Remembering Bill Paxton
by
On February 25 2017, actor Bill Paxton passed away due to complications involving heart surgery. He was sixty one years old.
Paxton made me laugh, generating immediate rapport through timing and presence. In James Cameron’s Aliens, his character Private Hudson reveals two sides to a larger than life personality. Firstly, there’s the gung-ho “nothing can stop me” marine, eager to dispatch a few aliens. Yet, the initial skirmish leaves him shell-shocked and emotionally disarmed. Very quickly, he loses his cool refusing to take part in any more dangerous activities, especially with “those things running around.” For a full hour, nobody can touch Paxton as an ensemble star. In a film poem, I wrote:
More awards that Aliens could have won
Especially for cinematography and Bill Paxton.
Meanwhile, the great work continued. Quite often, Paxton would share the screen with Aliens co-star Michael Biehn. They made several pictures together, namely The Lords of Discipline, The Terminator, Navy Seals and Tombstone. Arguably, the latter features the most memorable send-off for a Paxton character in film history.
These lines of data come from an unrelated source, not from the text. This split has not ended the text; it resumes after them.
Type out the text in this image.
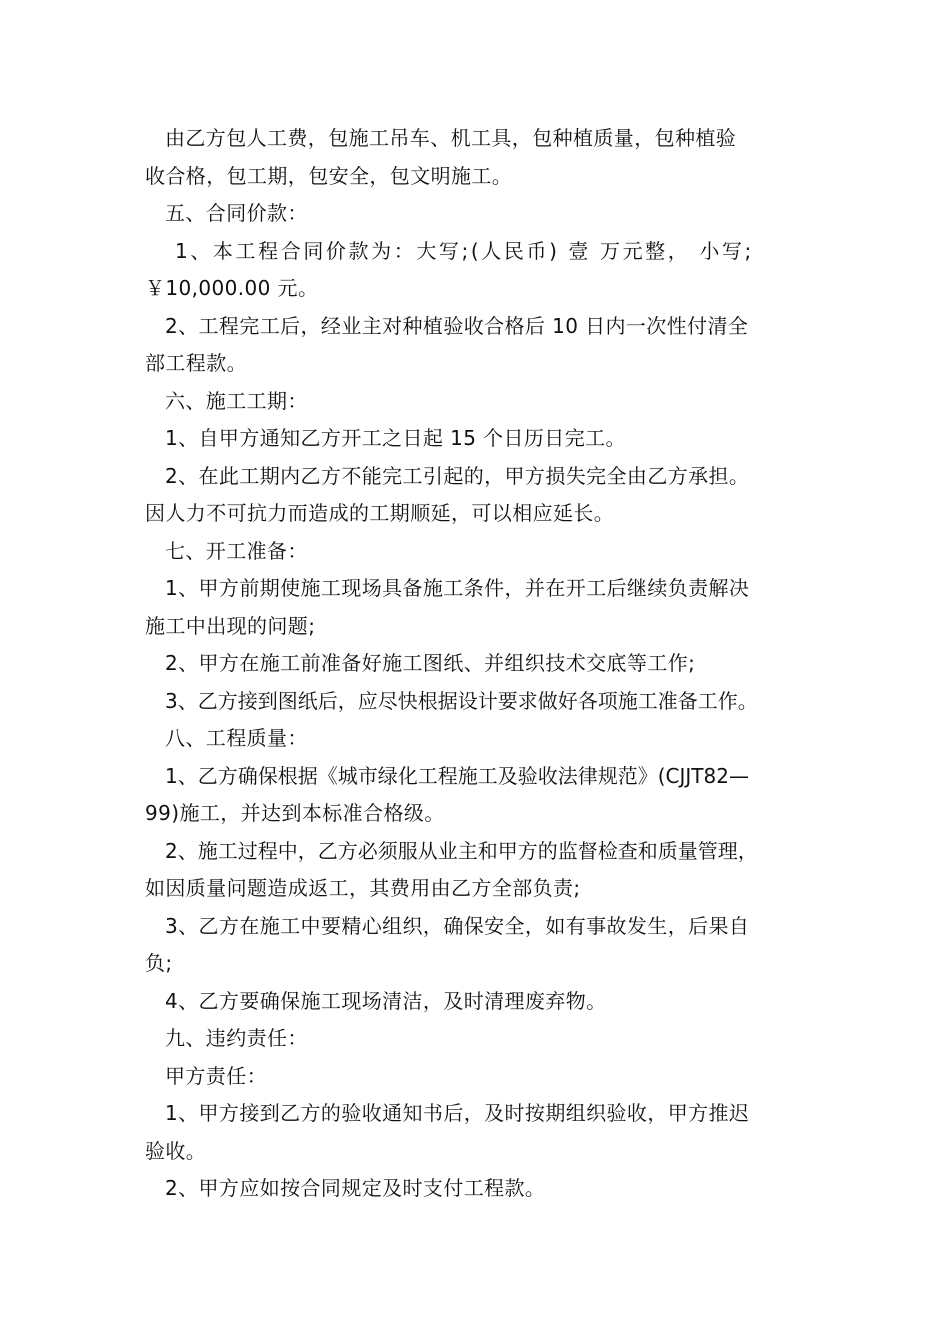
由乙方包人工费，包施工吊车、机工具，包种植质量，包种植验

收合格，包工期，包安全，包文明施工。

五、合同价款：

1、本工程合同价款为：大写;(人民币) 壹 万元整， 小写;

￥10,000.00 元。

2、工程完工后，经业主对种植验收合格后 10 日内一次性付清全

部工程款。

六、施工工期：

1、自甲方通知乙方开工之日起 15 个日历日完工。

2、在此工期内乙方不能完工引起的，甲方损失完全由乙方承担。

因人力不可抗力而造成的工期顺延，可以相应延长。

七、开工准备：

1、甲方前期使施工现场具备施工条件，并在开工后继续负责解决

施工中出现的问题;

2、甲方在施工前准备好施工图纸、并组织技术交底等工作;

3、乙方接到图纸后，应尽快根据设计要求做好各项施工准备工作。

八、工程质量：

1、乙方确保根据《城市绿化工程施工及验收法律规范》(CJJT82—

99)施工，并达到本标准合格级。

2、施工过程中，乙方必须服从业主和甲方的监督检查和质量管理，

如因质量问题造成返工，其费用由乙方全部负责;

3、乙方在施工中要精心组织，确保安全，如有事故发生，后果自

负;

4、乙方要确保施工现场清洁，及时清理废弃物。

九、违约责任：

甲方责任：

1、甲方接到乙方的验收通知书后，及时按期组织验收，甲方推迟

验收。

2、甲方应如按合同规定及时支付工程款。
For True Lies, another classic action film, he played the slimy used car salesman Simon. He wants to seduce Helen (Jamie Lee Curtis) but he doesn’t know that her husband Harry (Arnold Schwarzenegger) works for the government as a spy. Being the quintessential cad, Simon uses one of Harry’s “covert operations” as a means to impress his latest prospect. Overall, the film owes something to the James Bond parody Our Man Flint with gadgets and baddies at every turn. There’s humour helped along by Paxton’s brilliant support.
Films need characters that can express the hilarity or horror of a given situation. To that end, Paxton was the ideal choice, and I shall miss him.